59 bar falls 29.79 6mph NNE dew-point 53 Beltane, cloudy and cool
First Quarter of the Flower Moon
Ooops. Finished the Atlantic article and turns out the author Nicholas Carr’s point is more subtle than I reported yesterday. He does make those comments about shorter thinking and reading attention spans and I still stand by my comments on them, but his essential question with Google and the Net goes far beyond those observations.
He equates Google with Taylorism–Frederick Taylor of time management studies and manufacturing efficiency circa 1910’s. He quotes Sergei Brin and Eric Schmidt, co-founders of Google, as being interested primarily in measurement of all they do (the Taylor component) and development of A.I., artificial intelligence. In essence Carr sees the Google approach to knowledge as quantifiable information in possible conflict with the ambiguous, nuanced and intuitive method more typical of the human mind engaged in either deep-reading or deep-thinking.
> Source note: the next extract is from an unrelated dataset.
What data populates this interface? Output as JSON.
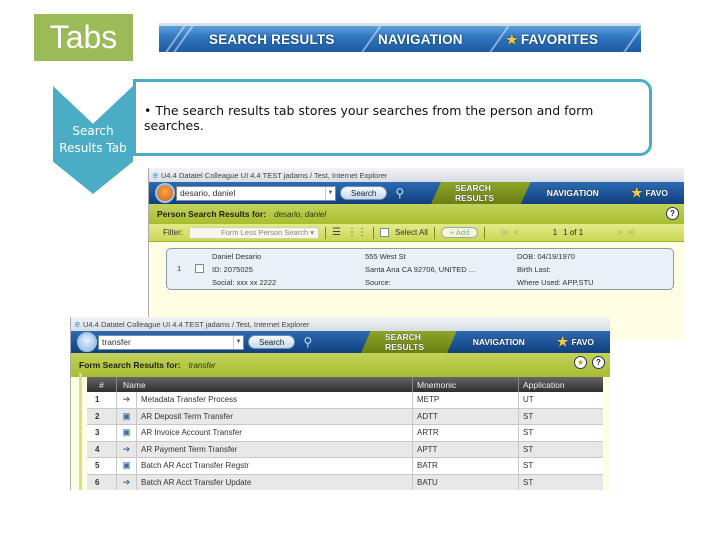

His concern harkens back to Marshall McLuhan and his notion of the Medium is the Message. Each major shift in the storage and retrieval of human information has affected human thought. His first example is Plato’s concern as writing began to replace oral transmission of learning. Plato imagined humans would not remember as well. And we don’t. A similar concern surfaced when Gutenberg made the printed book widely available. Here’s an excerpt:
“Maybe I’m just a worrywart. Just as there’s a tendency to glorify technological progress, there’s a countertendency to expect the worst of every new tool or machine. In Plato’s Phaedrus, Socrates bemoaned the development of writing. He feared that, as people came to rely on the written word as a substitute for the knowledge they used to carry inside their heads, they would, in the words of one of the dialogue’s characters, “cease to exercise their memory and become forgetful.” And because they would be able to “receive a quantity of information without proper instruction,” they would “be thought very knowledgeable when they are for the most part quite ignorant.” They would be “filled with the conceit of wisdom instead of real wisdom.” Socrates wasn’t wrong—the new technology did often have the effects he feared—but he was shortsighted. He couldn’t foresee the many ways that writing and reading would serve to spread information, spur fresh ideas, and expand human knowledge (if not wisdom).The arrival of Gutenberg’s printing press, in the 15th century, set off another round of teeth gnashing. The Italian humanist Hieronimo Squarciafico worried that the easy availability of books would lead to intellectual laziness, making men “less studious” and weakening their minds. Others argued that cheaply printed books and broadsheets would undermine religious authority, demean the work of scholars and scribes, and spread sedition and debauchery. As New York University professor Clay Shirky notes, “Most of the arguments made against the printing press were correct, even prescient.” But, again, the doomsayers were unable to imagine the myriad blessings that the printed word would deliver.”
He goes on to describe what he fears might be lost:
“The kind of deep reading that a sequence of printed pages promotes is valuable not just for the knowledge we acquire from the author’s words but for the intellectual vibrations those words set off within our own minds. In the quiet spaces opened up by the sustained, undistracted reading of a book, or by any other act of contemplation, for that matter, we make our own associations, draw our own inferences and analogies, foster our own ideas. Deep reading, as Maryanne Wolf argues, is indistinguishable from deep thinking.
If we lose those quiet spaces, or fill them up with “content,” we will sacrifice something important not only in our selves but in our culture…”
I agree with Carr’s concern not so much because I see the internet as a bane on deep thinking, rather because I find our culture as a whole leans away from contemplation, meditation, deep reading and deep thinking. The roots are not so much in the technology of information deliver and storage as in a culture besotted with the practical, the utilitarian and the quotidian. We innovate, yes, but our innovation tends toward the entrepeneurial and the practical, at their most intellectual toward the scientific, not toward the philosophical and religious and literary. More people know the names Thomas Edison and Alexander Graham Bell, for example, than know Herman Melville and Willa Cather, or even Joseph Smith and William James. Who was the famous rocket scientist? Werner Von Braun. Who was the famous physicist? Albert Einstein. Who was the great American transcendentalist? Ralph Waldo Emerson. Who was Thomas Cole? Charles Ives?
Cultures differ in what they emphasize, just like people. We have great benefits for the world, yes. But deep thinking and deep reading have not traditionally been counted among them.
I may have overstated my case here, but you get the drift. Don’t blame the technology, understand the culture.